Soon, I plan to write about how different names can help us explain our experiences to those who have not been there and how they can help us join with other groups of survivors and increase our collective strength as we fight for recognition, resources, influence, and justice. We could do this freely in order to take advantage of the social implications of the changed name(s), while still retaining our identity as ritual abuse and/or mind control survivors. So stay tuned!

12 thoughts on “What We Call Ourselves

  1. I’m grateful that I found this blog. I hold mthly vigils to raise awareness about such issues. I hope to begin a blog and in the past five months have debuted 5 different blog talk shows. We’ll not be silenced.


    1. I’m glad you have found us!

      I’d love to hear about what you are doing — I have never heard of a blog talk show. I’d also like to have the e-address of your blog. Post it here so all folowers will know.

      Most WordPress blogs are free and all are very easy to start up and use. The biggest challenge is picking a format, what WordPress called a “Theme.”

      I have trouble convincing myself I have something useful to say but if you do blog talk shows I bet you won’t have that problem. So go for it!


  2. Thank you so much for this article! 🙂
    Today I sat on my sofa phoning with my best friend and was so terrible sad about the problem, that there are things within my head I can’t describe, behause I can’t find any words for it. In addition I’m so slowly in believe my self, that these things realy happened in the past. It are just little pieces and fragments I can accept as true by now. The process is similar, of what you wrote. First the emotional, then the physikal and sexual abuse and I still quarrel sometimes with the ritual abuse and memories of organized crime. Reading your text settled me down a little bit by getting to know other survivors and you made that experiences too.

    Best regards,
    Sofie from Germany


    1. Dear Sofie:

      Perhaps this will make you feel a little less alone.

      When the ritual abuse surfaced, one part of me believed it, one part of me relived it, and one part of me didn’t believe it at all. I searched and searched for an alternative explanation, and couldn’t find one.

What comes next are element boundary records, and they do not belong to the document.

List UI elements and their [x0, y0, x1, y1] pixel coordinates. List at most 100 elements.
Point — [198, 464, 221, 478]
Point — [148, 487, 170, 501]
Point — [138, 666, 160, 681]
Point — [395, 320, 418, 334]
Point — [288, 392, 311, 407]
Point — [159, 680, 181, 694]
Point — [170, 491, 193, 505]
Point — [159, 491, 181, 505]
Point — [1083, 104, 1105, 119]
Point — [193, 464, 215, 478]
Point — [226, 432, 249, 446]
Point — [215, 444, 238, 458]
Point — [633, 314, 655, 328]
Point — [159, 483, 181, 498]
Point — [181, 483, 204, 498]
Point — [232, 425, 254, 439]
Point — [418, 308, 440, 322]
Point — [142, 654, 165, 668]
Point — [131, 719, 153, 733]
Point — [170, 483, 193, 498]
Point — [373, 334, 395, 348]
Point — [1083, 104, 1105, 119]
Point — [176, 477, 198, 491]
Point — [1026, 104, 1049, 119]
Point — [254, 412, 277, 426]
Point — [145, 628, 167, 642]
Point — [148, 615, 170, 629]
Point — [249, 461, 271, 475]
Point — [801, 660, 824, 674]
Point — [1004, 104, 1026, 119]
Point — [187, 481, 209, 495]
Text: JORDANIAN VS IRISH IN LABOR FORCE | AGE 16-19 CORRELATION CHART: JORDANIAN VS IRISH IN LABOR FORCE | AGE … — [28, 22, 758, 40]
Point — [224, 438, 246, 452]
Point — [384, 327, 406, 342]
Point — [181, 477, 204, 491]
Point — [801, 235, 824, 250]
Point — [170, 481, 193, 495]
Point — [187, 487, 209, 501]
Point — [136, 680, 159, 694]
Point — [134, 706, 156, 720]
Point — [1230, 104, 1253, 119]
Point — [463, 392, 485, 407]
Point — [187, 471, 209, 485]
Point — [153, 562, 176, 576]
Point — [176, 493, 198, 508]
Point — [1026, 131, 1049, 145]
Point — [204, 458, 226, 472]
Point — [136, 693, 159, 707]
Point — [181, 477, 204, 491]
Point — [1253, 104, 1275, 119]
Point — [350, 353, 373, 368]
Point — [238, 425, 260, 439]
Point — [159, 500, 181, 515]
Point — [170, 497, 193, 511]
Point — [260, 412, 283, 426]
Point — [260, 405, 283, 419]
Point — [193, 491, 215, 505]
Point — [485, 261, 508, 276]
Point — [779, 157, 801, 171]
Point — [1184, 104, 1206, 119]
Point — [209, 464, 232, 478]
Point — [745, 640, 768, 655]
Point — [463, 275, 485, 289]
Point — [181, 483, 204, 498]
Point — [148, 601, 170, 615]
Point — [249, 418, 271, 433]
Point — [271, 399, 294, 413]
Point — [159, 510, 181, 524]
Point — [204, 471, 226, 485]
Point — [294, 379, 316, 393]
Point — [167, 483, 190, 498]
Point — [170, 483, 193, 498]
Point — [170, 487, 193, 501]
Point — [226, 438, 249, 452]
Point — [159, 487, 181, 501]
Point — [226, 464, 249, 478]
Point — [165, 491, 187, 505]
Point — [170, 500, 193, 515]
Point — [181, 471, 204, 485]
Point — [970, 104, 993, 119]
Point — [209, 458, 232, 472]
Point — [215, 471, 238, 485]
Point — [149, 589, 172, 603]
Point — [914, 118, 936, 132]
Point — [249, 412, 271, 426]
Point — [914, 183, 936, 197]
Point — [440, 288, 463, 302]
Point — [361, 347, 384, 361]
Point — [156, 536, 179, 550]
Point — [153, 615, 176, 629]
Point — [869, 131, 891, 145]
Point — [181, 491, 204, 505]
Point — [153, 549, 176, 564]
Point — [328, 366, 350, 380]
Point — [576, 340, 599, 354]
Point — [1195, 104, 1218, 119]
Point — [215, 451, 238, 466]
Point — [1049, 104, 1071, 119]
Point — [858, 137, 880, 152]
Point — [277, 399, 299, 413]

So I said to myself. “This is just a hypothesis. When I find a better explanation, I will abandon this hypothesis and believe the new one.” No other hypothesis has come, at least not yet.

      I still have moments of doubt, but now I see them as a normal defense against something terrible. It is, in a sense, a form of dissociation. A horrible memory often comes after the doubt, but sometimes nothing. I guess my unconscious has decided I am not yet ready.

      Does this sound like what you are experiencing?



      1. Dear Jean,
        it realy sounds like what I’m experiencing!
        Thank you for sharing it with me.

        It’s a interesting thougt to see the doubts as a form of dissociation. I noticed too, that sometimes great doubts are associated with bad memorys.

        I will try, what is changing in my/our experience, if we accept the hypothesis “ritual abuse” as the best one we have today to explain our memories. (I realy don’t know, if this is a right, understandable english sentence – sorry.)
        It’s a very good idea from you.



        1. Sofie, your English is very good. It’s easy to understand you. And even native English speakers sometimes cannot find the correct word. So I suggest you have more important things to worry about!!

          Liked by 1 person

  3. It sounds like you were taken through the wringer, and that your identity was repeatedly crushed and fragmented. You make an important point, Jean; naming – by others, as much as by ourselves – is an extremely potent process. Thank you for sharing. May you find healing from whatever remnants of abuse that linger..


    1. Thank you for your kind wishes.

      And yes, our identity is fractured and it is impossible for many years to know what we “really” are — good? evil? victim? sadist? even male or female sometimes. Much of the work is finding the “me” underneath all the parts that were created during the abuse, whether it was a natural process to protect ourselves, ore whether it was done purposefully for the benefit of the perpetrators.